The golden rays of the sun were beginning to fade away. The driver stopped the engine. Her palpitations got stronger. She thought about informing the show organizers that she could be a little late since it was already five minutes that the taxi was stuck in that terrible jam with no possibilities of it clearing down.
‘One for twenty five paise. Didi, take one please,’ a little girl appeared near the window. She was wearing rags. Her dirty hair was falling on her face. Her tired eyes and pale face showed her poverty. She was selling masks of animals, clowns and ghosts. She was carrying a small bag.
‘Hey girl!’ the taxi driver said, ‘Leave from hear! Go!’
‘No wait,’ Sharmila said.
She had no intention of buying those masks. There was something in that girl which made her stop before moving to the next car. She looked at her and her eyes were hopeful.
‘What’s your name, little girl?’
‘Titli’
‘Beautiful! Who’s kept it for you?’
‘It’s my mother’s name. People say that she’d left me when I was very small and went to live with another man. Since then this has become my name,’ she said and smiled at me, ‘please Didi take this one.’
‘I will. Where do you stay?’
‘There,’ she said pointing to the next lane, ‘on that footpath.’

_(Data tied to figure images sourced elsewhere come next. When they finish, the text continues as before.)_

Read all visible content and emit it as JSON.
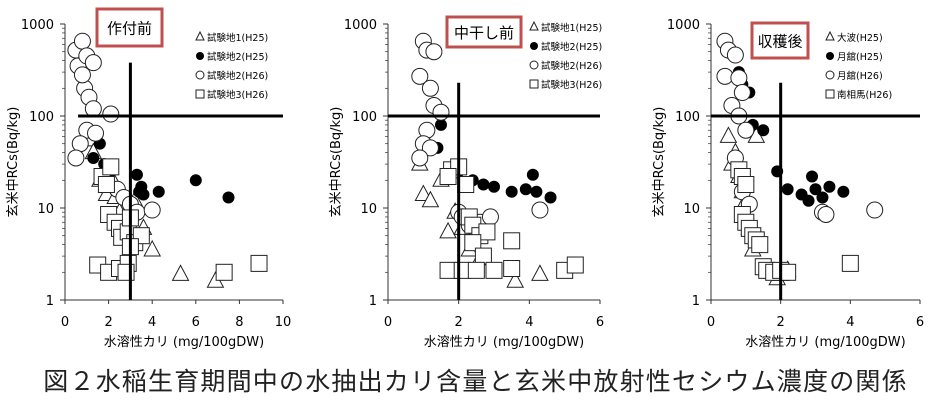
{
  "caption": "図２水稲生育期間中の水抽出カリ含量と玄米中放射性セシウム濃度の関係",
  "chart_data": [
    {
      "type": "scatter",
      "title": "作付前",
      "xlabel": "水溶性カリ (mg/100gDW)",
      "ylabel": "玄米中RCs(Bq/kg)",
      "xlim": [
        0,
        10
      ],
      "xticks": [
        0,
        2,
        4,
        6,
        8,
        10
      ],
      "ylim": [
        1,
        1000
      ],
      "yscale": "log",
      "yticks": [
        1,
        10,
        100,
        1000
      ],
      "reference_lines": {
        "x": 3,
        "y": 100
      },
      "legend_position": "top-right",
      "series": [
        {
          "name": "試験地1(H25)",
          "marker": "triangle",
          "points": [
            [
              1.1,
              55
            ],
            [
              1.3,
              40
            ],
            [
              1.6,
              20
            ],
            [
              1.9,
              14
            ],
            [
              2.1,
              22
            ],
            [
              2.3,
              13
            ],
            [
              2.5,
              9
            ],
            [
              2.8,
              7
            ],
            [
              3.2,
              12
            ],
            [
              3.6,
              6
            ],
            [
              4.0,
              3.5
            ],
            [
              5.3,
              1.9
            ],
            [
              6.9,
              1.6
            ]
          ]
        },
        {
          "name": "試験地2(H25)",
          "marker": "filled-circle",
          "points": [
            [
              1.3,
              35
            ],
            [
              1.6,
              50
            ],
            [
              1.8,
              30
            ],
            [
              2.1,
              25
            ],
            [
              3.3,
              23
            ],
            [
              3.4,
              15
            ],
            [
              3.5,
              17
            ],
            [
              3.6,
              14
            ],
            [
              4.3,
              15
            ],
            [
              6.0,
              20
            ],
            [
              7.5,
              13
            ]
          ]
        },
        {
          "name": "試験地2(H26)",
          "marker": "open-circle",
          "points": [
            [
              0.5,
              520
            ],
            [
              0.6,
              350
            ],
            [
              0.8,
              650
            ],
            [
              1.0,
              450
            ],
            [
              0.9,
              200
            ],
            [
              0.8,
              280
            ],
            [
              1.1,
              160
            ],
            [
              1.3,
              380
            ],
            [
              1.3,
              120
            ],
            [
              1.0,
              70
            ],
            [
              1.4,
              65
            ],
            [
              2.1,
              105
            ],
            [
              0.7,
              50
            ],
            [
              0.5,
              35
            ],
            [
              2.4,
              16
            ],
            [
              2.7,
              13
            ],
            [
              3.0,
              11
            ],
            [
              3.3,
              9
            ],
            [
              4.0,
              9.5
            ]
          ]
        },
        {
          "name": "試験地3(H26)",
          "marker": "open-square",
          "points": [
            [
              1.7,
              22
            ],
            [
              1.9,
              18
            ],
            [
              2.1,
              28
            ],
            [
              2.0,
              8.5
            ],
            [
              2.3,
              7
            ],
            [
              2.5,
              6
            ],
            [
              2.6,
              4.8
            ],
            [
              2.9,
              5.5
            ],
            [
              3.0,
              7.8
            ],
            [
              3.2,
              4.2
            ],
            [
              3.5,
              5.0
            ],
            [
              3.0,
              3.8
            ],
            [
              1.5,
              2.4
            ],
            [
              2.0,
              2.0
            ],
            [
              2.5,
              2.2
            ],
            [
              2.9,
              2.5
            ],
            [
              2.8,
              2.0
            ],
            [
              7.3,
              2.0
            ],
            [
              8.9,
              2.5
            ]
          ]
        }
      ]
    },
    {
      "type": "scatter",
      "title": "中干し前",
      "xlabel": "水溶性カリ (mg/100gDW)",
      "ylabel": "玄米中RCs(Bq/kg)",
      "xlim": [
        0,
        6
      ],
      "xticks": [
        0,
        2,
        4,
        6
      ],
      "ylim": [
        1,
        1000
      ],
      "yscale": "log",
      "yticks": [
        1,
        10,
        100,
        1000
      ],
      "reference_lines": {
        "x": 2,
        "y": 100
      },
      "legend_position": "top-right",
      "series": [
        {
          "name": "試験地1(H25)",
          "marker": "triangle",
          "points": [
            [
              0.9,
              30
            ],
            [
              1.0,
              14
            ],
            [
              1.2,
              12
            ],
            [
              1.5,
              20
            ],
            [
              1.7,
              5.5
            ],
            [
              1.9,
              9
            ],
            [
              2.1,
              6
            ],
            [
              2.3,
              3.5
            ],
            [
              2.6,
              2.8
            ],
            [
              3.6,
              1.6
            ],
            [
              4.3,
              1.9
            ]
          ]
        },
        {
          "name": "試験地2(H25)",
          "marker": "filled-circle",
          "points": [
            [
              1.4,
              45
            ],
            [
              1.5,
              80
            ],
            [
              2.0,
              25
            ],
            [
              2.4,
              20
            ],
            [
              2.7,
              18
            ],
            [
              3.0,
              17
            ],
            [
              3.5,
              15
            ],
            [
              3.9,
              16
            ],
            [
              4.1,
              23
            ],
            [
              4.2,
              15
            ],
            [
              4.6,
              13
            ]
          ]
        },
        {
          "name": "試験地2(H26)",
          "marker": "open-circle",
          "points": [
            [
              1.0,
              650
            ],
            [
              1.1,
              520
            ],
            [
              1.3,
              500
            ],
            [
              0.9,
              270
            ],
            [
              1.2,
              200
            ],
            [
              1.3,
              130
            ],
            [
              1.5,
              110
            ],
            [
              1.1,
              70
            ],
            [
              1.0,
              50
            ],
            [
              1.2,
              45
            ],
            [
              0.9,
              35
            ],
            [
              2.0,
              9
            ],
            [
              2.1,
              8
            ],
            [
              2.3,
              6.5
            ],
            [
              2.6,
              7
            ],
            [
              2.9,
              8
            ],
            [
              4.3,
              9.5
            ]
          ]
        },
        {
          "name": "試験地3(H26)",
          "marker": "open-square",
          "points": [
            [
              1.8,
              26
            ],
            [
              2.0,
              28
            ],
            [
              1.7,
              22
            ],
            [
              2.2,
              18
            ],
            [
              2.3,
              8
            ],
            [
              2.4,
              6.5
            ],
            [
              2.6,
              5
            ],
            [
              2.8,
              5.5
            ],
            [
              2.4,
              4.2
            ],
            [
              2.7,
              3.0
            ],
            [
              3.5,
              4.4
            ],
            [
              1.7,
              2.1
            ],
            [
              2.1,
              2.1
            ],
            [
              2.5,
              2.1
            ],
            [
              3.0,
              2.1
            ],
            [
              3.5,
              2.2
            ],
            [
              5.0,
              2.1
            ],
            [
              5.3,
              2.4
            ]
          ]
        }
      ]
    },
    {
      "type": "scatter",
      "title": "収穫後",
      "xlabel": "水溶性カリ (mg/100gDW)",
      "ylabel": "玄米中RCs(Bq/kg)",
      "xlim": [
        0,
        6
      ],
      "xticks": [
        0,
        2,
        4,
        6
      ],
      "ylim": [
        1,
        1000
      ],
      "yscale": "log",
      "yticks": [
        1,
        10,
        100,
        1000
      ],
      "reference_lines": {
        "x": 2,
        "y": 100
      },
      "legend_position": "top-right",
      "series": [
        {
          "name": "大波(H25)",
          "marker": "triangle",
          "points": [
            [
              0.5,
              60
            ],
            [
              0.6,
              30
            ],
            [
              0.7,
              40
            ],
            [
              0.8,
              22
            ],
            [
              0.9,
              15
            ],
            [
              1.0,
              12
            ],
            [
              1.1,
              6
            ],
            [
              1.2,
              3.5
            ],
            [
              1.3,
              60
            ],
            [
              1.9,
              1.7
            ],
            [
              2.0,
              1.9
            ],
            [
              2.2,
              2.1
            ]
          ]
        },
        {
          "name": "月舘(H25)",
          "marker": "filled-circle",
          "points": [
            [
              0.8,
              300
            ],
            [
              0.9,
              220
            ],
            [
              1.1,
              180
            ],
            [
              1.2,
              80
            ],
            [
              1.5,
              70
            ],
            [
              1.9,
              25
            ],
            [
              2.2,
              16
            ],
            [
              2.6,
              14
            ],
            [
              2.8,
              12
            ],
            [
              2.9,
              22
            ],
            [
              3.0,
              16
            ],
            [
              3.2,
              13
            ],
            [
              3.4,
              17
            ],
            [
              3.8,
              15
            ]
          ]
        },
        {
          "name": "月舘(H26)",
          "marker": "open-circle",
          "points": [
            [
              0.4,
              650
            ],
            [
              0.5,
              520
            ],
            [
              0.7,
              460
            ],
            [
              0.4,
              270
            ],
            [
              0.8,
              260
            ],
            [
              0.9,
              180
            ],
            [
              0.6,
              130
            ],
            [
              0.8,
              100
            ],
            [
              1.0,
              70
            ],
            [
              0.7,
              35
            ],
            [
              0.9,
              15
            ],
            [
              1.1,
              11
            ],
            [
              3.2,
              9
            ],
            [
              3.3,
              8.5
            ],
            [
              4.7,
              9.5
            ]
          ]
        },
        {
          "name": "南相馬(H26)",
          "marker": "open-square",
          "points": [
            [
              0.8,
              26
            ],
            [
              0.9,
              22
            ],
            [
              1.0,
              18
            ],
            [
              0.9,
              8.5
            ],
            [
              1.0,
              7
            ],
            [
              1.1,
              6
            ],
            [
              1.2,
              5
            ],
            [
              1.3,
              4.5
            ],
            [
              1.4,
              4
            ],
            [
              1.5,
              2.3
            ],
            [
              1.6,
              2.1
            ],
            [
              1.8,
              2.0
            ],
            [
              2.0,
              2.1
            ],
            [
              2.2,
              2.0
            ],
            [
              4.0,
              2.5
            ]
          ]
        }
      ]
    }
  ]
}
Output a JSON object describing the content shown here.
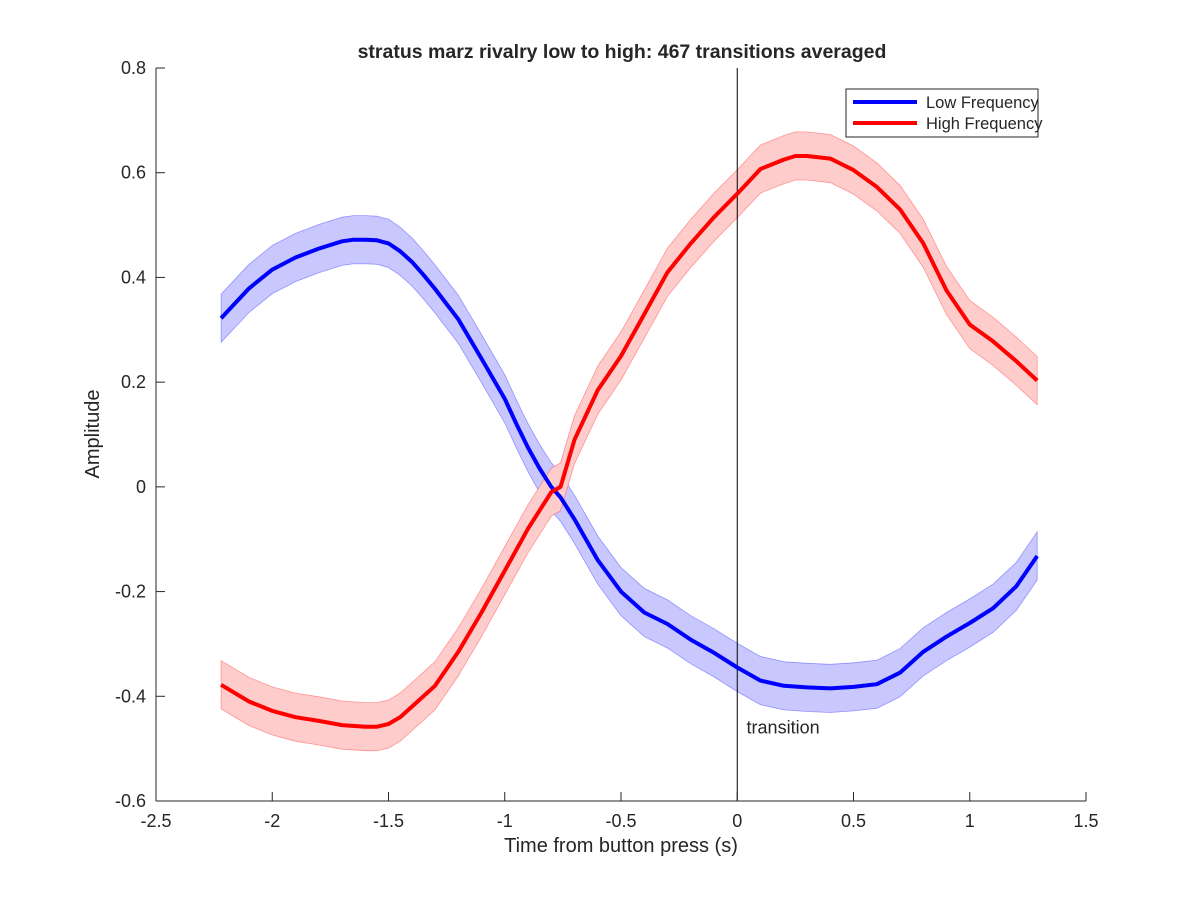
{
  "chart_data": {
    "type": "line",
    "title": "stratus marz rivalry low to high: 467 transitions averaged",
    "xlabel": "Time from button press (s)",
    "ylabel": "Amplitude",
    "xlim": [
      -2.5,
      1.5
    ],
    "ylim": [
      -0.6,
      0.8
    ],
    "xticks": [
      -2.5,
      -2,
      -1.5,
      -1,
      -0.5,
      0,
      0.5,
      1,
      1.5
    ],
    "xtick_labels": [
      "-2.5",
      "-2",
      "-1.5",
      "-1",
      "-0.5",
      "0",
      "0.5",
      "1",
      "1.5"
    ],
    "yticks": [
      -0.6,
      -0.4,
      -0.2,
      0,
      0.2,
      0.4,
      0.6,
      0.8
    ],
    "ytick_labels": [
      "-0.6",
      "-0.4",
      "-0.2",
      "0",
      "0.2",
      "0.4",
      "0.6",
      "0.8"
    ],
    "grid": false,
    "legend_position": "top-right",
    "series": [
      {
        "name": "Low Frequency",
        "color": "#0000ff",
        "band_color": "#c8c8ff",
        "band_halfwidth": 0.046,
        "x": [
          -2.22,
          -2.1,
          -2.0,
          -1.9,
          -1.8,
          -1.7,
          -1.65,
          -1.6,
          -1.55,
          -1.5,
          -1.45,
          -1.4,
          -1.35,
          -1.3,
          -1.2,
          -1.1,
          -1.0,
          -0.95,
          -0.9,
          -0.85,
          -0.8,
          -0.76,
          -0.7,
          -0.6,
          -0.5,
          -0.4,
          -0.3,
          -0.2,
          -0.1,
          0.0,
          0.1,
          0.2,
          0.3,
          0.4,
          0.5,
          0.6,
          0.7,
          0.8,
          0.9,
          1.0,
          1.1,
          1.2,
          1.29
        ],
        "y": [
          0.322,
          0.379,
          0.415,
          0.438,
          0.455,
          0.469,
          0.472,
          0.472,
          0.471,
          0.465,
          0.45,
          0.43,
          0.405,
          0.378,
          0.32,
          0.245,
          0.168,
          0.12,
          0.075,
          0.035,
          0.0,
          -0.02,
          -0.062,
          -0.14,
          -0.2,
          -0.24,
          -0.262,
          -0.292,
          -0.317,
          -0.345,
          -0.37,
          -0.38,
          -0.383,
          -0.385,
          -0.382,
          -0.377,
          -0.355,
          -0.315,
          -0.286,
          -0.26,
          -0.232,
          -0.19,
          -0.132
        ]
      },
      {
        "name": "High Frequency",
        "color": "#ff0000",
        "band_color": "#ffcccc",
        "band_halfwidth": 0.046,
        "x": [
          -2.22,
          -2.1,
          -2.0,
          -1.9,
          -1.8,
          -1.7,
          -1.6,
          -1.55,
          -1.5,
          -1.45,
          -1.4,
          -1.3,
          -1.2,
          -1.1,
          -1.0,
          -0.9,
          -0.8,
          -0.76,
          -0.7,
          -0.6,
          -0.5,
          -0.4,
          -0.3,
          -0.2,
          -0.1,
          0.0,
          0.1,
          0.2,
          0.25,
          0.3,
          0.4,
          0.5,
          0.6,
          0.7,
          0.8,
          0.9,
          1.0,
          1.1,
          1.2,
          1.29
        ],
        "y": [
          -0.378,
          -0.41,
          -0.428,
          -0.44,
          -0.447,
          -0.455,
          -0.458,
          -0.458,
          -0.453,
          -0.44,
          -0.42,
          -0.38,
          -0.315,
          -0.24,
          -0.16,
          -0.08,
          -0.01,
          0.0,
          0.09,
          0.185,
          0.25,
          0.33,
          0.41,
          0.465,
          0.515,
          0.56,
          0.607,
          0.625,
          0.632,
          0.632,
          0.627,
          0.605,
          0.573,
          0.53,
          0.465,
          0.375,
          0.31,
          0.278,
          0.24,
          0.203
        ]
      }
    ],
    "annotations": [
      {
        "text": "transition",
        "x": 0.04,
        "y": -0.46,
        "vline_x": 0
      }
    ]
  }
}
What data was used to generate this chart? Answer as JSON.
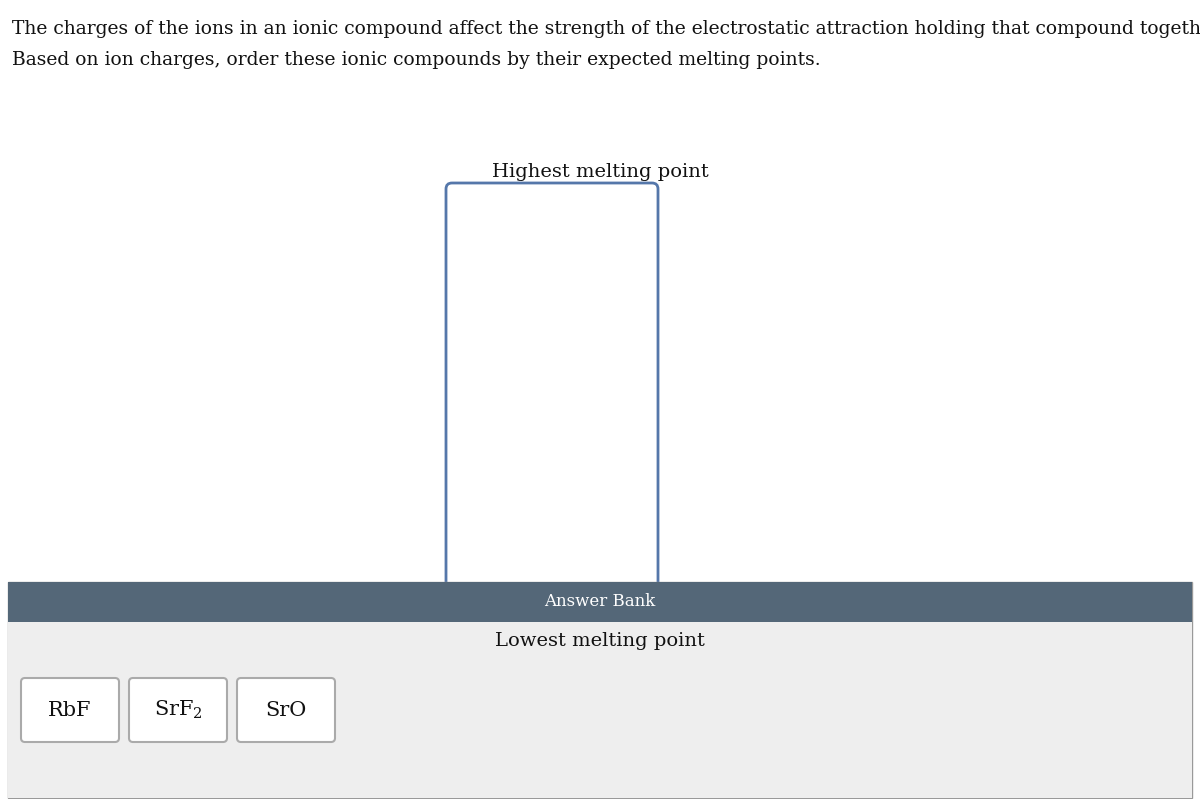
{
  "title_line1": "The charges of the ions in an ionic compound affect the strength of the electrostatic attraction holding that compound together.",
  "title_line2": "Based on ion charges, order these ionic compounds by their expected melting points.",
  "highest_label": "Highest melting point",
  "lowest_label": "Lowest melting point",
  "answer_bank_label": "Answer Bank",
  "compounds_display": [
    "RbF",
    "SrF",
    "SrO"
  ],
  "compounds_sub": [
    null,
    "2",
    null
  ],
  "header_bg": "#546778",
  "answer_bank_bg": "#eeeeee",
  "card_bg": "#f0f0f0",
  "card_border": "#aaaaaa",
  "main_box_border": "#5577aa",
  "text_color": "#111111",
  "bg_color": "#ffffff",
  "ab_text_color": "#ffffff"
}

She looked at her and wondered if she was living her life with her mother’s name to remind hers every moment of the injustice her mother had showed towards her or some kind of revenge, anger or just to give her the feeling of the pure form of mother’s love. Maybe, it gives her a virtual realization that her mother is always with her like her name.
‘Where’s your father?’
‘I don’t know about him. People say that he lives in Phoolbangan with his new wife and children.’
‘How old are you, Titli?’
‘Thirteen or fifteen’
‘Do you know the difference between thirteen and fifteen?’
‘How would I, Didi. You must be kidding. Have I ever been to school?’
‘But when you see small children walking to school holding their mother’s hand don’t you feel like going to school?’
‘No Didi, I don’t,’
she looked away to see the traffic light. It was still red.
‘I only wish to hold my mother’s hand like they do. I dream of it every day. I imagine clutching my mother’s hand with my fingers between hers.’
The cars from behind was giving the horns. The traffic light was green.
‘Didi! The light is green!’
‘Here,’ she said taking the coin out of her purse, ‘take your money and keep this mask with you. You can play with your friends with it.’
The taxi began to move. For a moment, Sharmila thought again if she was using to feel the presence of her mother always or was it reminding her of her mother’s infidelity every moment so that she could live in her anger for her mother. May be, she thought, it was a teenager’s empty dream like her empty title. Sharmila looked back and gradually lost sight of her as the taxi regained its speed.